Google entfernt islamfeindliches Youtube-Video

Los Angeles - Der Internetkonzern Google muss das islamfeindliche Schmähvideo „Unschuld der Muslime“ aus seinem Videoportal YouTube entfernen.

Ein Berufungsgericht im US-Staat Kalifornien gab der Klägerin Cindy Lee Garcia am Mittwoch Recht, die geltend machte, von den Machern ausgetrickst worden zu sein. Die Schauspielerin hatte angegeben, für den Film verpflichtet worden zu sein, ohne dass die Filmemacher sie über dessen anti-islamische Zielrichtung informiert hätten. Der Film verstoße damit gegen das Garcias Urheberrecht.
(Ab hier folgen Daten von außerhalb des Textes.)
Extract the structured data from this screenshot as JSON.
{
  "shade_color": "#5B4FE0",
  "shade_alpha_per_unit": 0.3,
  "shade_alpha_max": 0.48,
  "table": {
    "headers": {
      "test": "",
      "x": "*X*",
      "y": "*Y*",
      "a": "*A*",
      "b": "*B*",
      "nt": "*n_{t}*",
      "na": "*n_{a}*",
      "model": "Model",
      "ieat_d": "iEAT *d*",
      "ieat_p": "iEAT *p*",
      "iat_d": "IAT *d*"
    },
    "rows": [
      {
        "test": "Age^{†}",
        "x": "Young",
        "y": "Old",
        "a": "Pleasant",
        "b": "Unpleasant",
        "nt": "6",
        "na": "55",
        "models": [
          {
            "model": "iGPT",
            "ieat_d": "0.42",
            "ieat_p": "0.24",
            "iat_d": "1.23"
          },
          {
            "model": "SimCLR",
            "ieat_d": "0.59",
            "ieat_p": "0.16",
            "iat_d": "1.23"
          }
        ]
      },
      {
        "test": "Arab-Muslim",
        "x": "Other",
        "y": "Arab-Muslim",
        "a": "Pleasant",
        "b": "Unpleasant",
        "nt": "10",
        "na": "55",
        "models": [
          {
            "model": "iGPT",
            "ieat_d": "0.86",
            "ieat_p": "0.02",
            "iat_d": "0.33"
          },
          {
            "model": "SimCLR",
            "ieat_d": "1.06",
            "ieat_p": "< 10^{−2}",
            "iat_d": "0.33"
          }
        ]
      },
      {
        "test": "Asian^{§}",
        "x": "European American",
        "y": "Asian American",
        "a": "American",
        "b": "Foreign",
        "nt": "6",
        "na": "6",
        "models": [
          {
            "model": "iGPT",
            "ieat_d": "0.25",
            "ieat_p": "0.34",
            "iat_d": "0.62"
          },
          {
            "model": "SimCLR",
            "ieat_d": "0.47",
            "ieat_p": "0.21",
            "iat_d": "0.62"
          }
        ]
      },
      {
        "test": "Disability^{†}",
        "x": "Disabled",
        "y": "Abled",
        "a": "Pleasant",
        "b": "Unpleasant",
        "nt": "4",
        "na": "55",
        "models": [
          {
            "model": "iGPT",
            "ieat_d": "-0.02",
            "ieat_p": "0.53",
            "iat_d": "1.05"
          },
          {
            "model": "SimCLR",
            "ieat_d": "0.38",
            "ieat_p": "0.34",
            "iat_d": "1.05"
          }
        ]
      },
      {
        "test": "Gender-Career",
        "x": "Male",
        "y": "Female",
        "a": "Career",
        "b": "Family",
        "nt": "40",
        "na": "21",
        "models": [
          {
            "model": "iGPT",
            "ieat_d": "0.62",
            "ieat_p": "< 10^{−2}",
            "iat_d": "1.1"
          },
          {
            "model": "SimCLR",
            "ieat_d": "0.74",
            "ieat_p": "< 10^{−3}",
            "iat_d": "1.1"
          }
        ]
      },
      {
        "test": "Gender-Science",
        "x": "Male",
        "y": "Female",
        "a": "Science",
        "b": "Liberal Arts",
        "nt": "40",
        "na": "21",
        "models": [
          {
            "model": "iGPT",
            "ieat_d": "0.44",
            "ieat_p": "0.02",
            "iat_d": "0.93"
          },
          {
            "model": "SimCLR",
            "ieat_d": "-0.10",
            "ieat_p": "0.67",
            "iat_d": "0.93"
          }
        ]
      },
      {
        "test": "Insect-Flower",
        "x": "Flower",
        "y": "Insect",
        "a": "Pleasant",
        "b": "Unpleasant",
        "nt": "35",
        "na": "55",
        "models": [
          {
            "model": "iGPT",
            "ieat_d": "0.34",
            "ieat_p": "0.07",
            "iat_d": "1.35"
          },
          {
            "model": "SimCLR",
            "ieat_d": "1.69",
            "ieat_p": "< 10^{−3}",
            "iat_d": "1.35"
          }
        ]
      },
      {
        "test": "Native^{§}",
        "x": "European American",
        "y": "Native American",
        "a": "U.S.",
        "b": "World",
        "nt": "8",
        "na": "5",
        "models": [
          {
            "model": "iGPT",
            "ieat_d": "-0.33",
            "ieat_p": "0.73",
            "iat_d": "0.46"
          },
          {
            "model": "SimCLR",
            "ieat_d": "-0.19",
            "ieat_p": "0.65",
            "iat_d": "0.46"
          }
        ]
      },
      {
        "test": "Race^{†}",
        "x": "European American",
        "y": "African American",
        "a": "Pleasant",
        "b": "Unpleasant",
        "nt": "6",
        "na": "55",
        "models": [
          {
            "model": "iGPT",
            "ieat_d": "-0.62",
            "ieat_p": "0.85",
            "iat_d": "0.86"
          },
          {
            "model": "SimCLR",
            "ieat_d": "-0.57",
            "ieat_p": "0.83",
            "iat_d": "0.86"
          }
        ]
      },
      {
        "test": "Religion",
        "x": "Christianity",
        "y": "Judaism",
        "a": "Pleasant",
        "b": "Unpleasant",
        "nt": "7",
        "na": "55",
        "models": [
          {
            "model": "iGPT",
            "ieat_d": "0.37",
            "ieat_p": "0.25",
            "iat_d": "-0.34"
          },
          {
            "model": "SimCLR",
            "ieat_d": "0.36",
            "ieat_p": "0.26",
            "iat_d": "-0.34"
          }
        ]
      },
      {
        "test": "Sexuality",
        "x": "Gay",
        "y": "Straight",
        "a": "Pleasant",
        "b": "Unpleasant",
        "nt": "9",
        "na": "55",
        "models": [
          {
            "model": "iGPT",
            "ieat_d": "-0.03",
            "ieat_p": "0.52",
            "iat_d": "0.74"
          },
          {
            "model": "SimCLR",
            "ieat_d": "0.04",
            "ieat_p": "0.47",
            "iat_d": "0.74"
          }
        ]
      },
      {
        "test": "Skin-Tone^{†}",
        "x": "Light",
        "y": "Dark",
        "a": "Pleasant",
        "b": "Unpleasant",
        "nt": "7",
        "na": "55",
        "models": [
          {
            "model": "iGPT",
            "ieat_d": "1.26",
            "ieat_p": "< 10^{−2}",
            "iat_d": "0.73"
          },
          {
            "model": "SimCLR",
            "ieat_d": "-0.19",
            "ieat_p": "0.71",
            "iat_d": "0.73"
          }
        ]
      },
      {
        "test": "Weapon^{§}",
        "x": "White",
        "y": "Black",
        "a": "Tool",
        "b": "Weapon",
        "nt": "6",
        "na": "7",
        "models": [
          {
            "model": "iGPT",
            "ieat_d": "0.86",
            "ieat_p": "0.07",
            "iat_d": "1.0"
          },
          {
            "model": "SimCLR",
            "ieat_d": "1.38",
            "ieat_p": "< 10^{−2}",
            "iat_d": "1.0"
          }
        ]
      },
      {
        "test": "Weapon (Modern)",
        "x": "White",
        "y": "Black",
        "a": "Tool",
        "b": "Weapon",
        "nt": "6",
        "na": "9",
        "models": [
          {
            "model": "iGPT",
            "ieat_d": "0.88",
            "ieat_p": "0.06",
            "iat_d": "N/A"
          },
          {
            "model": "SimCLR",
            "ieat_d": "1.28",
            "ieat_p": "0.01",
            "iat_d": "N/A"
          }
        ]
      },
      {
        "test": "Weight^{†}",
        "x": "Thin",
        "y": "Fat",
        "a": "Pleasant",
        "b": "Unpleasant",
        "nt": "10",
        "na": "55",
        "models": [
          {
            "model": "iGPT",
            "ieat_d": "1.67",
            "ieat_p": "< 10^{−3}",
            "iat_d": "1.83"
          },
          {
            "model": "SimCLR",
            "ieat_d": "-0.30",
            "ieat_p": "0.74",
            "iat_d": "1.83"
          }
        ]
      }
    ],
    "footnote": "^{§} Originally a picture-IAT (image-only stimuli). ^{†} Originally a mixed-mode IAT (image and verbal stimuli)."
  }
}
Laut dem Gerichtsurteil wurde Garcia von dem Produzenten Mark Basseley Youssef für einen Film mit dem Arbeitstitel "Wüstenkrieger" gecastet. Erst als der Amateurfilm auf YouTube veröffentlicht wurde, habe Garcia festgestellt, dass das Filmmaterial in Wahrheit für einen anti-islamischen Film über das Leben des Propheten Mohammed bestimmt war. Ihre Äußerungen in dem Film wurden dabei neu synchronisiert, so dass sie etwa sagte: "Ist Dein Mohammed ein Kinderschänder?" In dem Amateur-Film wird Mohammed außerdem als Gewalttäter, Frauenheld und Homosexueller verunglimpft.

Zudem hatte Garcia mehrfach Morddrohungen erhalten, wie die Lokalzeitung „San Jose Mercury News“ berichtete. Der Richter Alex Kozinski sah es als erwiesen an, dass Garcia "irreparablen Schaden" erleiden könnte, sollte der Film im Netz bleiben.

Der 14-minütige Trailer des Films von insgesamt 1 Stunde und 14 Minuten hatte im Sommer 2012 weltweite heftige antiwestliche Massenproteste ausgelöst. In dem Zusammenhang wurden bei einem Angriff auf das US-Konsulat im libyschen Bengasi der US-Botschafter Chris Stevens und drei seiner Mitarbeiter getötet.

Der Filmemacher Youssef, der auch unter den Pseudonymen Nakoula Basseley Nakoula und Sam Bacile auftrat, wurde wegen Verstoßes gegen seine nach einem früheren Vergehen verhängten Bewährungsauflagen inhaftiert, kam vergangenes Jahr aber wieder frei.

Garcia hatte sich vergeblich an Google gewandt und versuchte schon 2012, die Ausschnitte per einstweiliger Verfügung löschen zu lassen. Mit ihrem ersten Versuch war sie vor Gericht jedoch gescheitert. Der Konzern argumentierte mit dem Recht auf freie Meinungsäußerung.